The Migratory Bird Treaty Act (MBTA) arose out of a realization that that the unrestrained commercial and recreational hunting of birds in the nineteenth century, including for ladies’ hats, had placed hundreds of species at risk of extinction. The concern and severity of the situation became so great that, even in the midst of World War I, the United States entered into a treaty with Great Britain (acting on behalf of Canada) to protect birds migrating between Canada and the United States. The United States implemented the treaty when President Woodrow Wilson signed the MBTA into law in 1918 making it unlawful to “pursue, hunt, shoot, wound, kill, trap, capture, or collect, or attempt to pursue, hunt, shoot, wound, kill, trap, capture, or collect” listed species without a permit. Since then, Mexico, Japan, and Russia have also joined as signatories.
This landmark conservation law has been successfully protecting migratory birds for a century, including cranes, egrets, yellow-billed cuckoos, doves, hummingbirds, raptors and hundreds of other species. In fact, it has been credited with preventing the extinction of the snowy egret, which was on the verge of extinction due to hunting. The MBTA is particularly important for bird species that are not protected by other federal statutes, such as the Endangered Species Act.
While bird feather-adorned hats are long out of fashion, the MBTA is no less important for today’s birds that face many new modern threats — from oil spills to expanding modern infrastructure. The U.S. Fish and Wildlife Service (FWS), the federal agency responsible for implementing the MBTA, notes that many of the more than one thousand bird species protected under the MBTA are experiencing population declines due to increased threats. Climate change, feral cats, collisions with man-made structures, power lines, open oil pits and wind turbines all pose serious threats to birds.
Recognizing the broad range of threats to birds, the MBTA has long been understood to regulate not only direct and intentional killing of birds via shooting and trapping, but also “incidental take” — that is, unintentional but predictable and avoidable killing — such as electrocution from a power line or asphyxiation in an oil pit. For example, more than 1 million birds were killed in the four years following the 2010 BP Deepwater Horizon oil spill. BP pled guilty to violation of the MBTA and paid $100 million in criminal fines — crucial dollars for cleanup and habitat restoration efforts along the Gulf Coast. The MBTA’s incidental take authority has also been the impetus for several industry sectors, including longline fisheries, oil and gas operations, pesticide applicators, electrical transmission, communication towers and wind energy, to work with the FWS to develop common-sense, cost-effective practices to reduce bird mortality.

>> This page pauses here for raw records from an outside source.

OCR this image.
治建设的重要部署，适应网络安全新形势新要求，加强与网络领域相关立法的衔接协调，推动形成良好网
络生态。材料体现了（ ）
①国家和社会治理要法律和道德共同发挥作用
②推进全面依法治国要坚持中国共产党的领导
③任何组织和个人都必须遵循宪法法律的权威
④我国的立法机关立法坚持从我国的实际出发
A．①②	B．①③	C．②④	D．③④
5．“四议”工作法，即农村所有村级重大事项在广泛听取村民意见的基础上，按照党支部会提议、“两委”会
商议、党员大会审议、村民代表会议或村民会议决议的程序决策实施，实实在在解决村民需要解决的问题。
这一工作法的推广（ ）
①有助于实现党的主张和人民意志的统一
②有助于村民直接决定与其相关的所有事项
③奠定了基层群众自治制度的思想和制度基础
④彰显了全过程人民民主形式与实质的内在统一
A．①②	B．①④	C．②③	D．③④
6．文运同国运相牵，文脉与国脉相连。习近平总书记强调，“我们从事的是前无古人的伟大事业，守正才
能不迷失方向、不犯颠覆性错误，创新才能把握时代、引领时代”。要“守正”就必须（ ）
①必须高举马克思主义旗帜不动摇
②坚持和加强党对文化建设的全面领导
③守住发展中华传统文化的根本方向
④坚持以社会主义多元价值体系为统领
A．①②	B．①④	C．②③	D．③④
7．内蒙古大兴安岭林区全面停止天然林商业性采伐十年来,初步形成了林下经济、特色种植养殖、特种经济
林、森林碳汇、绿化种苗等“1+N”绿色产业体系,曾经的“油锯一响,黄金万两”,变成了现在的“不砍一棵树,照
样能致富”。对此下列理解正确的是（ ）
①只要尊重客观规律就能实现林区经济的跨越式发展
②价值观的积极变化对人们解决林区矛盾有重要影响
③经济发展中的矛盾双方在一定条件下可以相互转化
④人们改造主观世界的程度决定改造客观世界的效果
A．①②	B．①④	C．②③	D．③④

While there is no formal permitting system under the MBTA for facility construction, maintenance or operations, FWS has developed voluntary guidelines and best practice recommendations to conserve migratory birds and minimize bird mortality from these activities and the necessary structures that accompany them. The MBTA drives and incentivizes industries to adhere to these best management practices in exchange for enforcement discretion. In practice, the FWS and the Department of Justice have prosecuted only particularly egregious violations of the Act.
In December 2017, however, the Trump administration abruptly reversed the longstanding view, adhered to both Democratic and Republican administrations, that the MBTA regulates incidental take of migratory birds by industry. The Solicitor of the Department of the Interior issued a legal memorandum reinterpreting the MBTA as applying only to intentional take, such as hunting. The Trump administration’s new interpretation exempts businesses such as utility, oil and gas, and energy companies from compliance with the law, undercutting any incentive for those industries to reduce the impacts of their operations on birds.
In May 2018, Defenders of Wildlife joined with other conservation organizations and eight states to challenge the legality of the Trump administration’s radical reinterpretation of the MBTA in federal court in New York City. The cases are awaiting decision.